Had Vans and those gripped ok and it was flexy which isn't really good for my flat feet. I've been using Freerider since last year and it grips much better and sole is harder so it helps with pedaling and my feet.

Even if Vans last longer, Freerider is the way to go.


----------



## b rock (Jan 5, 2017)

ericzamora said:


> ...i picked up a pair of Freerider Pros and i find they grip my Chesters so well, i have a hard time repositioning my foot once i'm moving.


Finding the same, but otherwise can't complain. I will try the Contacts next time, if these ever wear out before I do.

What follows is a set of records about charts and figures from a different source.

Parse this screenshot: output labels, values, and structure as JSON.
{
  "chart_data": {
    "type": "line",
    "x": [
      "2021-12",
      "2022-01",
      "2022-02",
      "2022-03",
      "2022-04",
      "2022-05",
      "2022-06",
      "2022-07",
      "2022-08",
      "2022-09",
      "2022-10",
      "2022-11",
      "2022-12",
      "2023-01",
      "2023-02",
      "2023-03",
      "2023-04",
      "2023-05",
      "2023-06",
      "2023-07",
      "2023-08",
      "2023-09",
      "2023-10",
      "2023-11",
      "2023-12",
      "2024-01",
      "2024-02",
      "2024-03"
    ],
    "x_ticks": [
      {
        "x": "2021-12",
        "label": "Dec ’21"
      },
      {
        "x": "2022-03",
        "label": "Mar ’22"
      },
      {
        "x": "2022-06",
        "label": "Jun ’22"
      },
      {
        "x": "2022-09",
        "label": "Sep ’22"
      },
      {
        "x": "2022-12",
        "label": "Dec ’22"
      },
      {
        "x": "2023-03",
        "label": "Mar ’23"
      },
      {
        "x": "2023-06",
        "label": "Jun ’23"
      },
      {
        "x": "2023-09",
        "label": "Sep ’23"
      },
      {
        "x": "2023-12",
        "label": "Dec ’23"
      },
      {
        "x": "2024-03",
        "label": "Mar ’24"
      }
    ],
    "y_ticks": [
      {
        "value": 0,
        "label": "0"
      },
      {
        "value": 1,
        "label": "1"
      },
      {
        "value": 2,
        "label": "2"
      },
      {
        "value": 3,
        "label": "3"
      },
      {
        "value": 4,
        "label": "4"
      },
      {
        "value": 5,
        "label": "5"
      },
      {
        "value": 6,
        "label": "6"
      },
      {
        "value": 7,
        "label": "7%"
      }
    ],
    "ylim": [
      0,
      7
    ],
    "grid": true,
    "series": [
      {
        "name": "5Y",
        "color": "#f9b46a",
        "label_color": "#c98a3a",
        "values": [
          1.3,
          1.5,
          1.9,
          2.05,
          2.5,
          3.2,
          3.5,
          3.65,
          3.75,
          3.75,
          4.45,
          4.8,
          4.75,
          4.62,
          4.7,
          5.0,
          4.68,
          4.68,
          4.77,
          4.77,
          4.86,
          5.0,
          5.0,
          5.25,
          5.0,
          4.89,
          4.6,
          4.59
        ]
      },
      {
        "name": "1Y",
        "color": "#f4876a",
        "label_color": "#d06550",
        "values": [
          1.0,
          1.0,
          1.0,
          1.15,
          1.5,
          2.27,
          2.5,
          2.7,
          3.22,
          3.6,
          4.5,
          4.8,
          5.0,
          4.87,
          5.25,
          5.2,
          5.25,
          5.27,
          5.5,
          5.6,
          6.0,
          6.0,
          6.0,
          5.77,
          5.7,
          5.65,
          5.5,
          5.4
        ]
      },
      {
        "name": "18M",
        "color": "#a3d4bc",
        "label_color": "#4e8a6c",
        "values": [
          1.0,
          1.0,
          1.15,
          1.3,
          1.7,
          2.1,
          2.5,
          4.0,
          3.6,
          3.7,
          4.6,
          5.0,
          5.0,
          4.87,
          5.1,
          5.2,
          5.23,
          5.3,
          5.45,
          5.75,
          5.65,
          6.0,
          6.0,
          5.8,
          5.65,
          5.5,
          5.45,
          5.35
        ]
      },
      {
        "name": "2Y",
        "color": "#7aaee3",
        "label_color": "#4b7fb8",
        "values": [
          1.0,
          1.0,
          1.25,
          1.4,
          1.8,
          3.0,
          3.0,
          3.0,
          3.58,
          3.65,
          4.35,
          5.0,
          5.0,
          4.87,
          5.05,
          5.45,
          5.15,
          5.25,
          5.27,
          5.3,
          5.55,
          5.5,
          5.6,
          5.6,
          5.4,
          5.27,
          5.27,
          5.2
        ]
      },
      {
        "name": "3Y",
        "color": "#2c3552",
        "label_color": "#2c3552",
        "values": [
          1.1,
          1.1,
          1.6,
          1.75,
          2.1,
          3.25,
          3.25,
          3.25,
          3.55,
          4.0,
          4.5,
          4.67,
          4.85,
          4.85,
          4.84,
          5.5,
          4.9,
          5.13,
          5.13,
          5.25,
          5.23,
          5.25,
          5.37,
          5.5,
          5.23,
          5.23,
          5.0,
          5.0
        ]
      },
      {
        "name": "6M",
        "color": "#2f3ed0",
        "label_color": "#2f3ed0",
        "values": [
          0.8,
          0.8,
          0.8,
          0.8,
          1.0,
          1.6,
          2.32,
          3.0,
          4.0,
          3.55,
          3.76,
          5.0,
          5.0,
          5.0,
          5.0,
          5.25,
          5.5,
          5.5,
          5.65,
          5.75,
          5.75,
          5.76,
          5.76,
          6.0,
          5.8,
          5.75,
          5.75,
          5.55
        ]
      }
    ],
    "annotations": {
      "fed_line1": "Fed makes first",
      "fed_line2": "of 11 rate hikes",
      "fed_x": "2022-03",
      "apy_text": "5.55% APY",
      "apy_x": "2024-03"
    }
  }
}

One thing to consider in the comparison is the stiffness of the sole. Vans probably flex more, which means wasted effort pedaling.

Also, if you have a light colored bike, the rubber from 5 10 soles will mark it up if you rub your shoe on it by accident, which happens to me a lot.


----------



## HaxEJxuK (Jul 28, 2011)

Hahaha I remember first time I took road trail ride with my son. I was on Freerider and OneUp composite pedal. I was doing track stand at the light and wanted to put my right feet down. Silly me, I couldn't get it out and fell like if I had a clipless I couldn't get out.

I've gotten better since than and it's no issue but it was that sticky.


----------